Determinada a esquecer a culpa por momentos, Carolina focou novamente os dois pontinhos de luz na escuridão que a circundava. Já não eram só dois pirilampos. Eram vários, encaixados entre si, formando um pequeno foco luminoso. Correu para a luz, sem perceber que não se movia do lugar. As pernas rolavam, uma atrás da outra, numa passada ofegante e desesperada. A escuridão parecia passar a alta velocidade, mas a pequena lanterna manteve-se sempre no mesmo lugar, sempre à mesma distância. 

Cansada, Carolina deixou-se cair no chão de nada, tentando conter as lágrimas que se formavam. 

Lá longe, na pequena lanterna, outros pontos de luz juntavam-se aos anteriores. Como um retrato que se iluminava pixel a pixel.

Ao cabo de uns minutos, já não havia uma lanterna, mas um retrato iluminado de um rosto pequeno e redondo. 

Sem o seu consentimento, as lágrimas rolaram cara abaixo e o peito abriu-se num grito mudo. 

Fitou o rosto da moldura, murmurando um sem número de desculpas, entre uma nova torrente de lágrimas. 

Correu novamente para ele. Novamente, não saiu do lugar. 

Lá longe, o rosto sorridente e alegre parecia fazer troça do seu esforço. 

Carolina percebeu então que o mais a amargurava, não era a culpa, n as ações, nem o que de pior tinha feito na vida. 

O que realmente lhe rasgava o peito de dor, era nunca mais conseguir alcançar aquele rosto, nunca mais o ver ao vivo, sentir a pele suava debaixo da sua mão. Ver o brilho no olhar quando ria de entusiasmo. Eram tudo prazeres que já não lhe estavam destinados. 

Como se a tivesse escutado, o rosto mudou de expressão para uma gargalhada muda. Era a personificação da felicidade em estado puro e tudo o que de melhor o mundo pode ter. 

Era Maria. A sua Maria. 

 

 

 

Experiências #15

10 julho 2010

Tomás fita melancolicamente a data gravada na aliança ao mesmo tempo que a acaricia suavemente. Nunca deixara de a usar, nem nunca tal lhe passara pela cabeça. Vai girando o anel dourado, já baço em algumas áreas, detendo-se a fixar o nome gravado no lado oposto à data: Carolina Holster.

Por um segundo, Tomás já não está sentado num banco de jardim, desfrutando da sua pausa da manhã: está no Alentejo, na Holster Village, num final de noite quente. O fotógrafo insistira para que saíssem da festa durante uns minutos a fim de os retratar sozinhos no amplo jardim, pelo que lhe fizeram a vontade acabando por demorar mais do que previram. De volta à festa, uma Carolina apressada puxava-o pela mão, numa corrida quase infantil. Que diabos! A festa não era deles? Não se podiam demorar um bocadinho mais? Tomás deixava-se arrastar pela esposa entusiasmada, enquanto a apreciava. Alguns caracóis mais rebeldes desprenderam-se do apanhado, roçando-lhe pelos ombros ou saltitando ao ritmo do seu passo ligeiro. O vestido de cetim branco deixa-lhe as costas desnudas, num V que tem tanto de encantador como de provocador, com o tecido da saia a ajustar-se perfeitamente às suas ancas, como se de uma segunda pele se tratasse, salientado as suas curvas e incitando à imaginação das pernas que se escondiam por baixo do tecido fino e ligeiramente travado. A mão livre puxava a saia do vestido para cima para dar mais liberdade à passada, expondo a pele perfeita e cálida dos tornozelos. Estava perfeita. Da tenda gigante chegavam os acordes de Chasing Cars, quando Tomás a puxou delicadamente para si, provocando um rodopio de caracóis ruivos e um riso infantil contagiante.

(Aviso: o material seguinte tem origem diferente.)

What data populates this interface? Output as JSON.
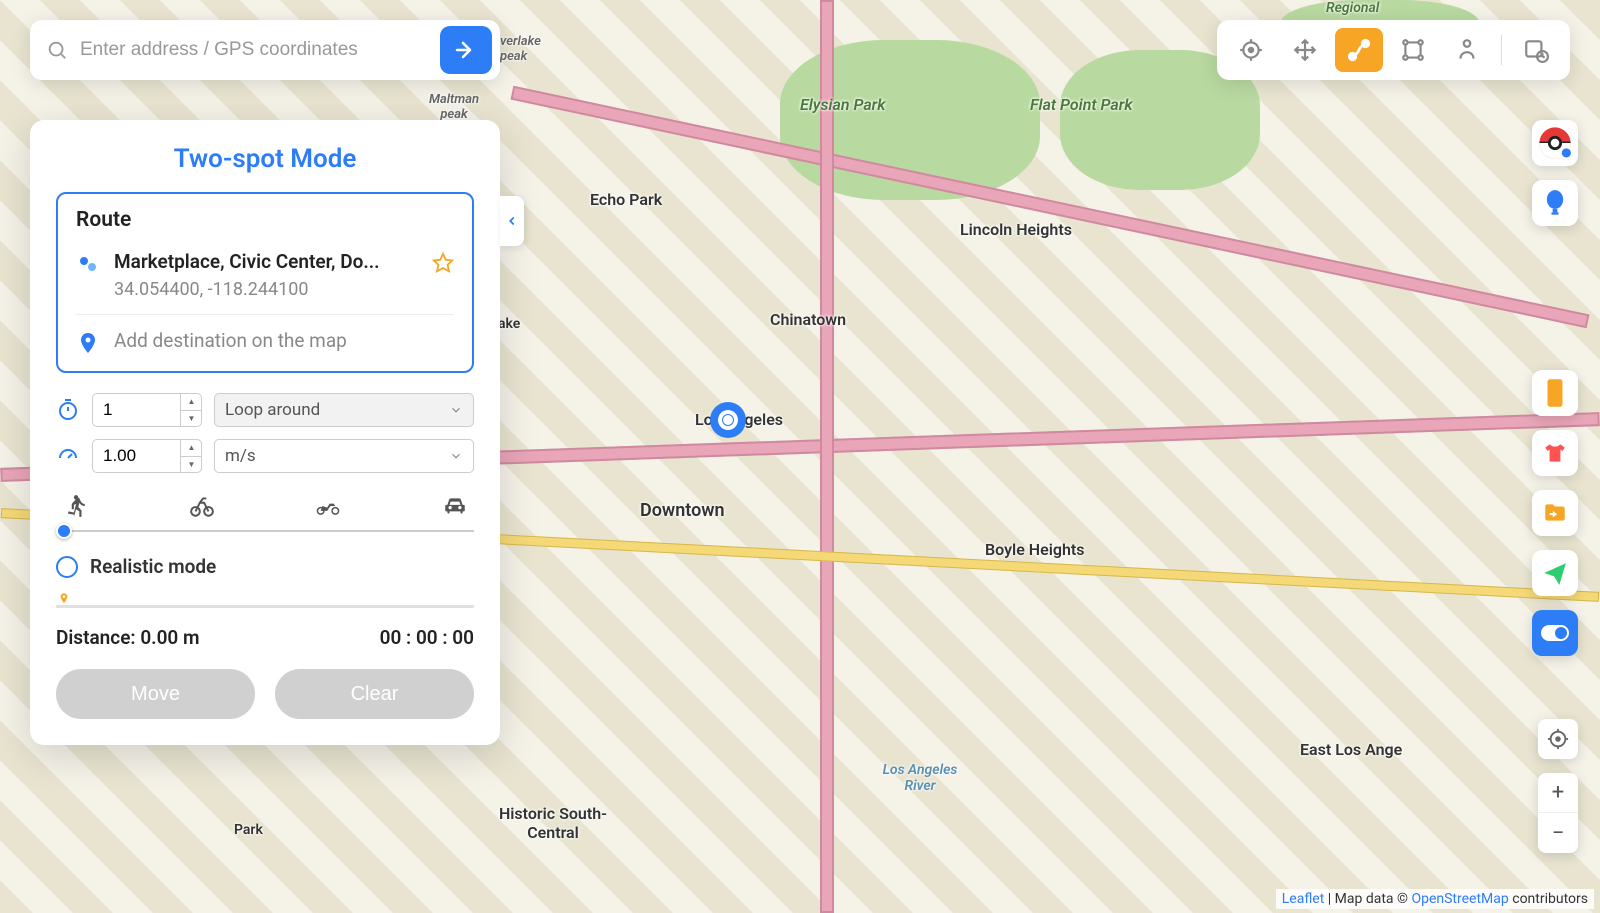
{
  "search": {
    "placeholder": "Enter address / GPS coordinates"
  },
  "panel": {
    "title": "Two-spot Mode",
    "route_heading": "Route",
    "destination": {
      "name": "Marketplace, Civic Center, Do...",
      "coords": "34.054400, -118.244100"
    },
    "add_destination_hint": "Add destination on the map",
    "loop_count": "1",
    "loop_mode": "Loop around",
    "speed_value": "1.00",
    "speed_unit": "m/s",
    "realistic_label": "Realistic mode",
    "distance_label": "Distance: 0.00 m",
    "time_label": "00 : 00 : 00",
    "move_btn": "Move",
    "clear_btn": "Clear"
  },
  "map_labels": {
    "los_angeles": "Los Angeles",
    "downtown": "Downtown",
    "chinatown": "Chinatown",
    "echo_park": "Echo Park",
    "elysian_park": "Elysian Park",
    "lincoln_heights": "Lincoln Heights",
    "boyle_heights": "Boyle Heights",
    "flat_point_park": "Flat Point Park",
    "east_la": "East Los Ange",
    "historic_south": "Historic South-Central",
    "la_river": "Los Angeles River",
    "maltman_peak": "Maltman peak",
    "verlake_peak": "verlake peak",
    "lake": "ake",
    "regional": "Regional",
    "park": "Park"
  },
  "attribution": {
    "leaflet": "Leaflet",
    "mid": " | Map data © ",
    "osm": "OpenStreetMap",
    "tail": " contributors"
  }
}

- Estás linda! – Declarou enquanto a abraçava pela cintura, acariciando a pele suave e exposta das suas costas.

- Estás a tornar-te lamechas, Tomás? – Gracejou Carolina ajeitando-lhe a gravata e puxando-o pela lapela do casaco.

Inspirou profundamente e quase que a conseguia sentir novamente, o calor do seu corpo no seu abraço, o seu cheiro floral e requintado, a maciez da sua pele. Forçou a mente a voltar à realidade, devolvendo-a à gaveta dos momentos felizes. Não teria novamente momentos daqueles ou pelo menos não tão cedo e não com Carolina. Definitivamente, não teria uma segunda oportunidade com ela. Ou teria? Conseguiria de alguma forma compensar o passado? Não o esquecendo para não voltar a cair no mesmo erro, mas compensando-o? Tornando o presente melhor, vivendo mais com a sua família a para ela? E se tentasse? Seria um longo caminho, sem dúvida, mas já fizera grande parte do percurso sozinho, reconstruindo-se e voltando aos poucos à vida normal. Porque não telefonar-lhe? Convida-la para um café ou para um pequeno passeio. Começar do zero, conhecendo-se novamente, sem pressas e sem as loucuras de anos idos.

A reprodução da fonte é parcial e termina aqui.